As many users and business workers rely on flash drives, there has been an increase in secure flash drives - IronKey, Kingston secure USB flash drives, Imation Defender, Kanguru, and the Apricorn Aegis secure key, among others. There is a good selection of secure products that can be chosen, using various security protocols to keep data safe.
Amobile Spy recently launched the iKeyMonitor Android Spy App, a custom app designed to help parents track what their children do using their smartphones.
The app has the ability to log passwords and keystrokes, monitor WhatsApp message recording, Web history tracking, capture screenshots, log email reporting and 2-side SMS/call logging. The keylogger monitors everything from Facebook, Twitter, Gmail, Skype, Yahoo Messenger and other popular social media or communication apps.
"iKeyMonitor Android Keylogger offers simple, secure, and secret ways to record the activities on Android devices with incredible monitoring features," said Kyle Davis, Amobile Development Department Manager, in a press statement. "We're also giving users smart features to review the logged data remotely."

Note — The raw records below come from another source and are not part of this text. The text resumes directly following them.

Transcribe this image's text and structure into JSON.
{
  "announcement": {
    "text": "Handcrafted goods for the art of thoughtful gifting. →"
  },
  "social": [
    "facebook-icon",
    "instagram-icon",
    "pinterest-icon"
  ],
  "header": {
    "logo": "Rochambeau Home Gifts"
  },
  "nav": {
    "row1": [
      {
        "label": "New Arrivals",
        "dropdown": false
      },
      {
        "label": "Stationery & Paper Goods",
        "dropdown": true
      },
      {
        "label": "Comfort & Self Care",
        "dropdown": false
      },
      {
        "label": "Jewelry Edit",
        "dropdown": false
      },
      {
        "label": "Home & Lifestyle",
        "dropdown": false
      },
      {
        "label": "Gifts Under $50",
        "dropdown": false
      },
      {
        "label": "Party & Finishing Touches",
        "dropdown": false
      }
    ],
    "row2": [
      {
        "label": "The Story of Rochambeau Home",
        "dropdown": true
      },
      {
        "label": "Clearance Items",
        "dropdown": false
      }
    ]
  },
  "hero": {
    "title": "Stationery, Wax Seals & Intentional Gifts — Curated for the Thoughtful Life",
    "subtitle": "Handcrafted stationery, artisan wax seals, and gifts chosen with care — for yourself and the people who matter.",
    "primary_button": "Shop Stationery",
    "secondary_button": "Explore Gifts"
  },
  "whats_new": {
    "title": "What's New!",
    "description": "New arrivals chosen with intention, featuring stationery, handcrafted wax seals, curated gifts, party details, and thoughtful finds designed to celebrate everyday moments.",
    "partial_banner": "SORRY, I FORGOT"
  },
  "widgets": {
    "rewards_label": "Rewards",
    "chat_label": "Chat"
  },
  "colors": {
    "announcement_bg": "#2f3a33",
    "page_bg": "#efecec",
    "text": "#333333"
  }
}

A new Chinese malware infected more than 75,000 jailbroken Apple iPhones, with the malware hijacking 22 million advertisements. AdThief, also known as Spad, is the iOS malware and was able to covertly operate around four months - and only works on jailbroken devices. Although originally found by researcher Claud Xiao in March, Fortinet senior mobile researcher Axelle Apvrille took a closer look at AdThief.
Operating on 15 different mobile adkits, the malware changed a developer or affiliate ID so the attacker would collect the revenue. Eight of the adkits are Chinese, and jailbreaking devices is a rather common technique among Chinese consumers. Security experts continually warn users that jailbroken smartphones and tablets pose significant threats to users.
The Chinese hacker, known as Rover12421 did contribute to the code, but denied saying he or she is behind the entire project.
Newer generations of malware are finding their way to virtual machines - and instead of fleeing like before - are still executing when on VM. At least 70 percent of companies plan to utilize server virtualization by the end of 2015, so malware reaching the virtual machines could prove problematic.
In a study of 200,000 malware samples, analyzed on both VM and non-VM machines by Symantec, only 18 percent wouldn't operate on a virtual machine.
"The host server, as well as any virtual machine running on it, needs to be protected against malware," said Liam O'Murch, Symantec Security Response researcher, in a statement to SCMagazine. "To achieve this, advanced malware protection with proactive components that go beyond the classical static antivirus scanner needs to be in place. This can be agentless on the hypervisor or in the guest image themselves."